Do not give aspirin. You might assume aspirin helps because it thins the blood, but roughly 15% of strokes are caused by bleeding in the brain rather than a clot. Giving a blood thinner during a bleeding stroke can make things worse. There is no way to tell which type of stroke someone is having without a brain scan at the hospital, so leave medication decisions to the emergency team.
What to Tell the Paramedics
The single most important piece of information you can provide is the “last known well” time. This is not necessarily when symptoms started. It’s the last time the person was clearly normal. If you were talking to them at 2:00 p.m. and they seemed fine, then you found them slumped over at 2:30 p.m., the last known well time is 2:00 p.m.
This timestamp directly determines which treatments are available. Clot-dissolving medication is standard within 4.5 hours of symptom onset. A mechanical procedure to physically remove a clot can be performed up to 24 hours later in some patients, if brain imaging shows salvageable tissue. When no one witnessed the onset, such as when a person wakes up with symptoms, the window is harder to establish and treatment options narrow. Your observation of the timeline can make the difference.
Beyond the time, tell paramedics:
- Which symptoms you noticed and in what order
- Any medications the person takes (check for a medical alert bracelet)
- Whether the person has any known conditions like high blood pressure, diabetes, or a previous stroke
If the Person Has a Seizure
Seizures can happen during a stroke. If one occurs, do not hold the person down or put anything in their mouth. Ease them to the ground if they’re falling, clear away nearby objects that could cause injury, and place something soft under their head. Gently roll them onto their side with their mouth pointing downward so the airway stays clear.
Time the seizure. If it lasts longer than five minutes, or if a second seizure follows closely after the first, tell the 911 dispatcher. Once the seizure ends, stay with the person, keep them on their side, and wait for them to become alert.
If the Person Becomes Unconscious
Check whether they are breathing. If they are, place them in the recovery position on their side and monitor their breathing continuously until help arrives. If they stop breathing and you are trained in CPR, begin chest compressions. Update the 911 dispatcher on any changes so the arriving team knows what to expect.
Why Getting to the Hospital Fast Matters
There are two main types of stroke. The most common, accounting for about 85% of cases, is caused by a blood clot blocking an artery in the brain. The other type is caused by a blood vessel bursting and bleeding into the brain. Both are emergencies, but they require opposite treatments: clot-dissolving drugs for one, surgery to stop bleeding for the other. A CT scan at the hospital tells doctors which type they’re dealing with, and treatment begins from there.

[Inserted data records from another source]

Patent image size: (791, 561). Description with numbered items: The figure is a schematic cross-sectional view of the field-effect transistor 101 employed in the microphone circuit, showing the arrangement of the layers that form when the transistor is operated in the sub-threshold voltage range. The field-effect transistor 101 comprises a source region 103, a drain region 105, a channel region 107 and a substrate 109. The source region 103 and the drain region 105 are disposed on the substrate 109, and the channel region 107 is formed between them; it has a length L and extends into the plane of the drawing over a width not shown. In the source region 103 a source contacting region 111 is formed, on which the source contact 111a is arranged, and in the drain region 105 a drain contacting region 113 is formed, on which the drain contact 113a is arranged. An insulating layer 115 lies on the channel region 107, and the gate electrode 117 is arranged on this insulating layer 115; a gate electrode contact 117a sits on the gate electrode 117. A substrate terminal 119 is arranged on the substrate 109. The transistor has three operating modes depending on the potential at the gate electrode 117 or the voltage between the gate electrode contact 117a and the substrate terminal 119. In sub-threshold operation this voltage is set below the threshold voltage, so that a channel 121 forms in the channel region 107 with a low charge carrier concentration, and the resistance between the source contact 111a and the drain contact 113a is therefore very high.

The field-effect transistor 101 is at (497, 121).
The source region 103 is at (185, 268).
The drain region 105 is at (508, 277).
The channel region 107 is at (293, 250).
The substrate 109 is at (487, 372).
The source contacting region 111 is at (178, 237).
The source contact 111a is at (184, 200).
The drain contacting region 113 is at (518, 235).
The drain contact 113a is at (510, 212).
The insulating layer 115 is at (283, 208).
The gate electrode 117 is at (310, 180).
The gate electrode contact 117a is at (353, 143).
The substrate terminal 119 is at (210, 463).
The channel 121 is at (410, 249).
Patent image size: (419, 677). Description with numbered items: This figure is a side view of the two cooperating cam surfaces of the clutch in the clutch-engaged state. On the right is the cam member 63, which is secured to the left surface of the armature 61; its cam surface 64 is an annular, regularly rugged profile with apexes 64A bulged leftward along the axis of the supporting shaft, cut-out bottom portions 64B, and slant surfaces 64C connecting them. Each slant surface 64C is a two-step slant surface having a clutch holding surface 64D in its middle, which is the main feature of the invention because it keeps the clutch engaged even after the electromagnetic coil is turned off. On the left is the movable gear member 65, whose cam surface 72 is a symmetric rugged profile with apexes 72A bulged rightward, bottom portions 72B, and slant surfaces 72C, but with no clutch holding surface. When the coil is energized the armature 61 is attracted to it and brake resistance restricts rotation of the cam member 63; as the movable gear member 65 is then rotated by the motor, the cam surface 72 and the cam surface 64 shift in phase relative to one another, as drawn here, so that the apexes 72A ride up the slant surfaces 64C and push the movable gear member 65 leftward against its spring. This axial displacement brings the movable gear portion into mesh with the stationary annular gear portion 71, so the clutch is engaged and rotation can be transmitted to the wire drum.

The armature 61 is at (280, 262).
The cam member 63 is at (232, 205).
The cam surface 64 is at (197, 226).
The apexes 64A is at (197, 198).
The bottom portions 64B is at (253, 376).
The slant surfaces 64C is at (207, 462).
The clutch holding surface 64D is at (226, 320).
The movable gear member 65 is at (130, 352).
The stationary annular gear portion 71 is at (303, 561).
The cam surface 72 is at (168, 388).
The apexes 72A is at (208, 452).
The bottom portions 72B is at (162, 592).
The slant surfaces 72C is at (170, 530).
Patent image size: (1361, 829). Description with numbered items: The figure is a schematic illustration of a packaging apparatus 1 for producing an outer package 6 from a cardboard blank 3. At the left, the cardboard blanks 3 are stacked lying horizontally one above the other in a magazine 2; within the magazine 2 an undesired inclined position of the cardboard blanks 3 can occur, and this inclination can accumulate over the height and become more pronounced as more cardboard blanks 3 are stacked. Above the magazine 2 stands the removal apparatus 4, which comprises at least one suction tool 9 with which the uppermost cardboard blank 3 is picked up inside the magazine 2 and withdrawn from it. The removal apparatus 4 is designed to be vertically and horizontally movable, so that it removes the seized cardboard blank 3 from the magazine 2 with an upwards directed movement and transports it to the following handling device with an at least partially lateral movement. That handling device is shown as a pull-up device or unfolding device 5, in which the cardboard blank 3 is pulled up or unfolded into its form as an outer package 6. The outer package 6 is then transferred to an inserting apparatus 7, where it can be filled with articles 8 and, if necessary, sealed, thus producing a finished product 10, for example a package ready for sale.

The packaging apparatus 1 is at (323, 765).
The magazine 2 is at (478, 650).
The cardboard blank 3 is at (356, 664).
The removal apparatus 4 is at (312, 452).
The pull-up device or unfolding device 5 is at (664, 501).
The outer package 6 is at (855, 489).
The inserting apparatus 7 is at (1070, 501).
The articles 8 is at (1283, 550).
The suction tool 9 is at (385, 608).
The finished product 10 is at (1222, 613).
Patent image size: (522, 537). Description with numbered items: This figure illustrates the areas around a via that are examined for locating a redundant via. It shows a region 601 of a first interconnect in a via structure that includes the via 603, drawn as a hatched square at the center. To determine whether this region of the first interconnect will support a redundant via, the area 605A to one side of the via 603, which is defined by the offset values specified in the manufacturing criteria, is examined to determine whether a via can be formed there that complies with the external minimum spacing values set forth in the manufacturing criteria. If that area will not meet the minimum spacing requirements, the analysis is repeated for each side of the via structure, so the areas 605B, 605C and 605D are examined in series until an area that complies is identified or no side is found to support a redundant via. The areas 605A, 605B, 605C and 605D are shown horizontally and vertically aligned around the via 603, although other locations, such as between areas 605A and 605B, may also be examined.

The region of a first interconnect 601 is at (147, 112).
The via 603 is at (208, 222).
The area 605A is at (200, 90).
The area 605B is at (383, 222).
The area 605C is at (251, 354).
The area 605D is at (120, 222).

For clot-caused strokes, the American Heart Association’s 2026 guidelines endorse clot-dissolving medication within 4.5 hours and mechanical clot removal for up to 24 hours in selected patients. Some hospitals now deploy mobile stroke units, essentially ambulances equipped with CT scanners, that can diagnose and begin treatment before the patient even reaches the emergency department. But all of this depends on how quickly the stroke is recognized and the call is made.
The first aid for a stroke is not complicated. You are not expected to treat it. You are expected to identify it, call for help, record the time, and keep the person safe. Those four actions are the most powerful thing any bystander can do.